Happy Tuesday, everyone! Today, I am pleased to bring you this post from the North American side of the Atlantic. I’m chilling out with my family in Nova Scotia, stuffing my face with lobster and blueberries. For this reason, I may be somewhat tardy responding to comments, but I’ll try my best between the mouthfuls!
Many of us are at different stages of our publishing journeys, from contemplating self-publishing to being experienced indie writers. As I posted previously, I recently gave a presentation on the pros and cons of taking the route towards traditional publishing or deciding to self-publish. I thought I’d give an overview here, and I’d love to hear your input, too! Although I realise both sides of the spectrum stir up a lot of emotion, I tried my best to present an objective view based on numbers.
Agent/ Bigger Publisher:
PROS: Chance of greater print distribution; more marketing support; professional editing and cover design team; career advice from industry professional (agent).

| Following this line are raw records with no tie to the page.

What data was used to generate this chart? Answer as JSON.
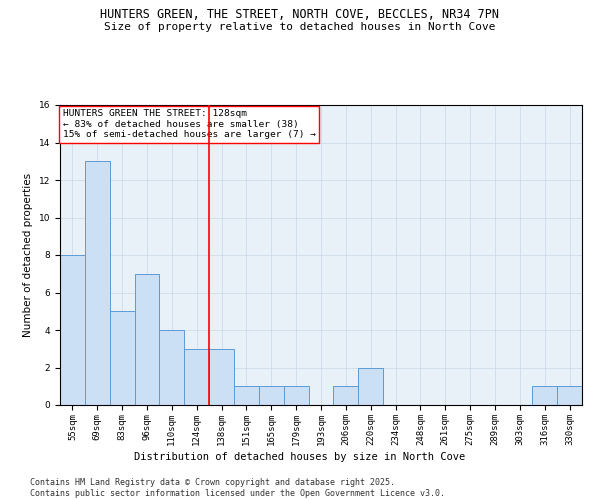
{
  "title": "HUNTERS GREEN, THE STREET, NORTH COVE, BECCLES, NR34 7PN",
  "subtitle": "Size of property relative to detached houses in North Cove",
  "xlabel": "Distribution of detached houses by size in North Cove",
  "ylabel": "Number of detached properties",
  "categories": [
    "55sqm",
    "69sqm",
    "83sqm",
    "96sqm",
    "110sqm",
    "124sqm",
    "138sqm",
    "151sqm",
    "165sqm",
    "179sqm",
    "193sqm",
    "206sqm",
    "220sqm",
    "234sqm",
    "248sqm",
    "261sqm",
    "275sqm",
    "289sqm",
    "303sqm",
    "316sqm",
    "330sqm"
  ],
  "values": [
    8,
    13,
    5,
    7,
    4,
    3,
    3,
    1,
    1,
    1,
    0,
    1,
    2,
    0,
    0,
    0,
    0,
    0,
    0,
    1,
    1
  ],
  "bar_color": "#cce0f5",
  "bar_edge_color": "#5b9bd5",
  "annotation_text": "HUNTERS GREEN THE STREET: 128sqm\n← 83% of detached houses are smaller (38)\n15% of semi-detached houses are larger (7) →",
  "annotation_box_color": "white",
  "annotation_box_edge": "red",
  "vline_color": "red",
  "vline_x": 5.5,
  "ylim": [
    0,
    16
  ],
  "yticks": [
    0,
    2,
    4,
    6,
    8,
    10,
    12,
    14,
    16
  ],
  "grid_color": "#c8d8e8",
  "bg_color": "#e8f0f8",
  "footer": "Contains HM Land Registry data © Crown copyright and database right 2025.\nContains public sector information licensed under the Open Government Licence v3.0.",
  "title_fontsize": 8.5,
  "subtitle_fontsize": 8,
  "axis_label_fontsize": 7.5,
  "tick_fontsize": 6.5,
  "annotation_fontsize": 6.8,
  "footer_fontsize": 6
}
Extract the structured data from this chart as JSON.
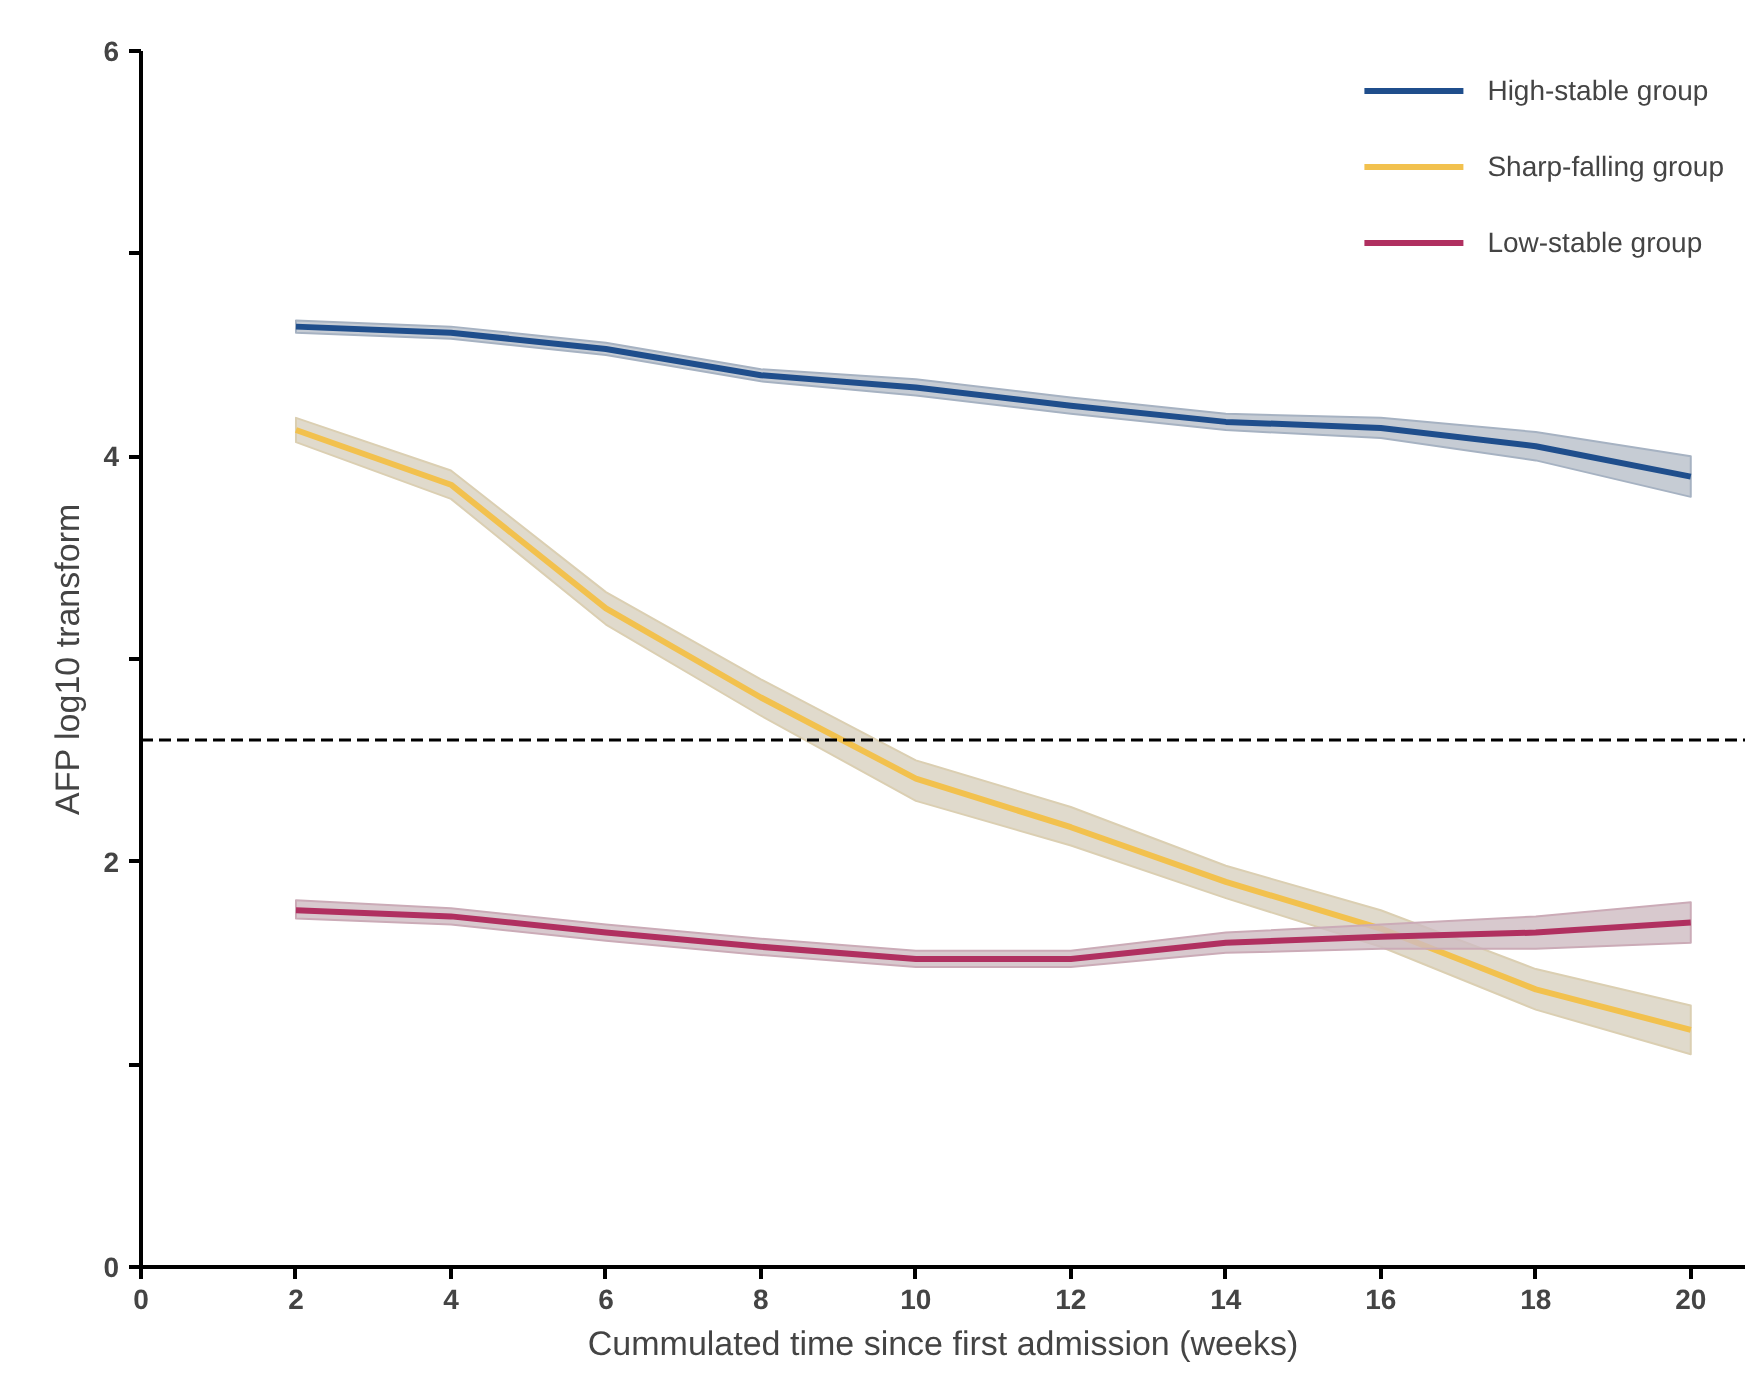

CONS: May not get agent; agent may not sell MS; publisher may not secure distribution; novel may not get marketing support; low royalties; long timelines (at most, one book a year).
- Pay a one-off fee to editor/ cover designer and keep the profits, as opposed to getting a royalty on every copy
- Formatting ebooks is simple once you get the hang of it: not worth paying royalties to avoid the hassle.
- Control over timelines: ability to publish when I want without waiting for: a. An agent to possible sell my book; or b. A publisher to fit it into their schedule.
- Ebook sales are now overtaking print sales: print distribution is becoming a moot point.
- Stigma towards self-publishing is changing as more and more mid-list authors previously traditionally published decide to go it alone.
- Self-publishing and traditional publishing not mutually exclusive: many self-published authors now being signed by publishers on the basis of their success. Many traditionally published authors do both now.
CONS: Finding editor and cover designer; learning to format; getting educated on electronic distributors; little to no print distribution; dealing with the prevalent stigma; stepping away from ‘the dream’.
The Current State of Self-Publishing
- Taleist survey of 1,007 self-published authors says the average yearly earning in 2011 was 10K
- Half of writers earned less than $500
- Romance writers earned 170% more than peers
- Worst earners were science fiction and literary
- Highest earners wrote 2,047 words a day
- Traditionally published authors earned 2.5 times more when self-publishing than rejected authors or authors who went straight to self-publishing
- Self-publishers who received help with story editing, copy editing and proofreading made 13% more than the average.
- Help with cover design upped earnings by 34%.
The Current State of Traditional Publishing
Website ‘Show Me the Money’ uses author-provided data to track publishers’ advances
◦ Avon/ Harper Collins: Average advance (first book): $18,600 Median: $9000. Print: 8%; Ebook: 25% (net).
◦ Grand Central (Warner/Hachette): Average advance (first book): $7100 Median: $6000. Print: 8%.
◦ Kensington/ Zebra: Average advance (first book): $3500 Median: $3000. Print: 8%; Ebook: 25% (net).
◦ St Martin’s Press: Average advance (first book): $18,500 Median: $7500. Print: 7.5-10%; Ebook: 25% (net).
2012 Survey of 300+ traditionally published authors by Writer’s Workshop:
◦ 75% rate their editorial input as good or excellent
◦ 3/5ths were satisfied with cover and jacket design
◦ 33% weren’t consulted on marketing; 31% were marginally involved.
◦ 38% – the highest percentage –didn’t even notice a marketing campaign.
◦ Half felt communication was poor or tailed off abruptly after publication
◦ 45% (highest percentage) says their publisher never solicited feedback.
◦ 40% said if another reputable publisher offered the same advance, they’d move.
So… should you self-publish?
- Do you have a novel you believe in? Is it a practice novel, or something you (and others besides friends and family) feel is ready for the light of day?
- Are you willing to invest financial resources into editing and cover design?
- Are you willing to invest time to promote on social media?
- Are you prepared to educate yourself about the industry?
- Are you independent and open-minded? Flexible and able to move quickly?
- Are you looking at self-publishing as part of a career plan, and not just a get-rich-quick scheme or because of frustration?
What have I missed? In hindsight, would you change the path you’ve chosen?